Колорадос (Цветные) — местное племя, известное тем, что добывает из дерева Bixa orellana алую краску, которой раскрашивает одежду, волосы и кожу. Сейчас, к сожалению, они делают это только для туристов и, конечно, не бесплатно. Недалеко от города есть маленький и очень дорогой отель под названием Tinalandia. Его хозяйка, сеньора Тина, эмигрировала из Питера еще до войны. Много десятилетий отель, расположенный у дороги на дне глубокого каньона, влачил довольно жалкое существование. Потом вдруг выяснилось, что склоны над отелем — чуть ли не единственный кусочек тропического леса, сохранившийся в этой части страны. В отель потоком устремились биологи, birdwatcher`ы и просто туристы, так что теперь даже просто вход в лес стоит около 40 долларов.
Я был уверен, что с первого за все годы земляка сеньора денег не возьмет, но по пути встретил двух голландцев, которые предупредили меня, что она уехала в Кито и отелем временно руководит управляющий. Пришлось лезть через забор и долго ломиться по зарослям. Наконец мне удалось выйти на трубу водозабора, а по ней — к лесному ручью глубиной по колено, по песчаному дну которого я и пошел вглубь леса.
Здесь я наконец обнаружил роскошную коллекцию живущих в бромелиях микролягушек, в том числе кремовую в зеленых полосках квакшу длиной не более восьми миллимеров. Вообще в этом лесу необыкновенно много интересного: в реке плавают рыбоядные хомячки (Ichtyomys), на бревнах греются ложные аспиды и земляные удавчики (Trachyboa), а в кронах копошатся зеленые ары и смешные короткохвостые дикобразы (Echinoprocta) с курносыми мордочками. На камнях сидят крошечные ярко-лимонные цвета лягушечки Phyllobates. Несмотря на скромные размеры, кожного яда одной лягушки достаточно, чтобы убить несколько сот человек. Кое-где индейцы смазывают этим ядом наконечники стрел. Конечно, в руки их брать совершенно не опасно. Потом я заметил впереди странного колибри, который зависал в воздухе не прямо перед цветками, а на некотором расстоянии. Оказалось, что это Ensifera ensifera, у которой клюв длиннее, чем сама птичка.

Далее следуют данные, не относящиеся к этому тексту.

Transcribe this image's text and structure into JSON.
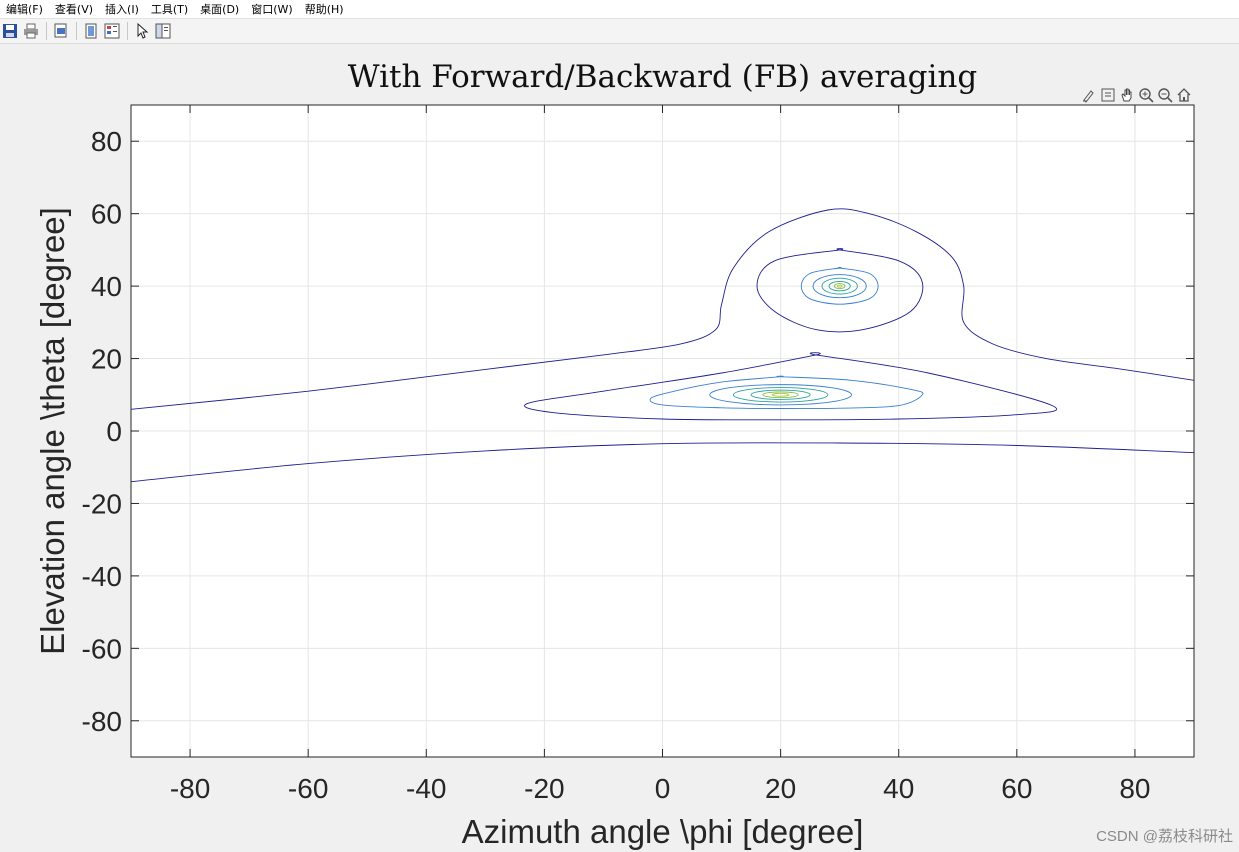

Ручей привел меня к большой заводи, сплошь заросшей голубыми кувшинками и пушистым бамбуком. В середине плеса копошилось какое-то странное существо, похожее на большую сардельку с парой крыльев и мохнатым хвостом. Сарделька то и дело обвивалась вокруг кувшинок, по одной утягивая их в воду. Мне понадобилось не меньше минуты, чтобы понять, что это хобот, уши и грива забравшегося в омут тапира.
Я и не надеялся, что центральноамериканский тапир (Tapirus bairdi) встречается так далеко к югу. Этот похожий по образу жизни на африканского карликового бегемота зверь — единственная по-настоящему крупная дичь в здешних краях, поэтому выжить ему очень непросто. Не успел я обрадоваться, как хобот вдруг поднялся вверх, нюхая воздух, и в следующий миг заводь буквально взорвалась.
Могучая черная туша оборвала опутавшие ее стебли кувшинок и с оглушительным шумом вломилась в лес, испуганно хрюкая. Если бы я вовремя не заметил зверя, сюрпризик был бы еще тот. Обратно к шоссе я шел вприпрыжку и едва не проглядел перуанского скального петушка (Rupicola peruviana) — ярко-алую птицу размером с галку с смешным круглым хохолком на лбу. Увы, я заметил его слишком поздно и спугнул.
Вторую вылазку мы совершили на юг, к вулкану Котопахи. Мы долго гуляли по сосновым лесам (сосна раньше не росла в Южной Америке, но теперь посадки встречаются повсюду), потом вышли в парамо. Вся Аллея Вулканов была как на ладони, только сам красавец Котопахи (5896 м) упорно прятался в тучах. Вместо эсплетий здесь росли другие розеточные деревца — пуйи (Puia) из бромелиевых.
Листья у них узкие и колючие, а соцветие — торчащая вверх метровая дубинка, густо обмотанная войлоком, из которого торчат маленькие синие колокольчики.
Мы собирались подняться к скальным гребням, где, говорят, можно увидеть пуму, но тут у Юльки снова заболел животик. Конечно, мы сразу покатились вниз, однако забрели в настоящий лабиринт из проволочных оград пастбищ и глубоких оврагов, заросших бурьяном. К этому времени Юлька стонала от боли на каждом шагу, а я готов был на стену лезть от отчаяния — хорошо, что вокруг не было стен.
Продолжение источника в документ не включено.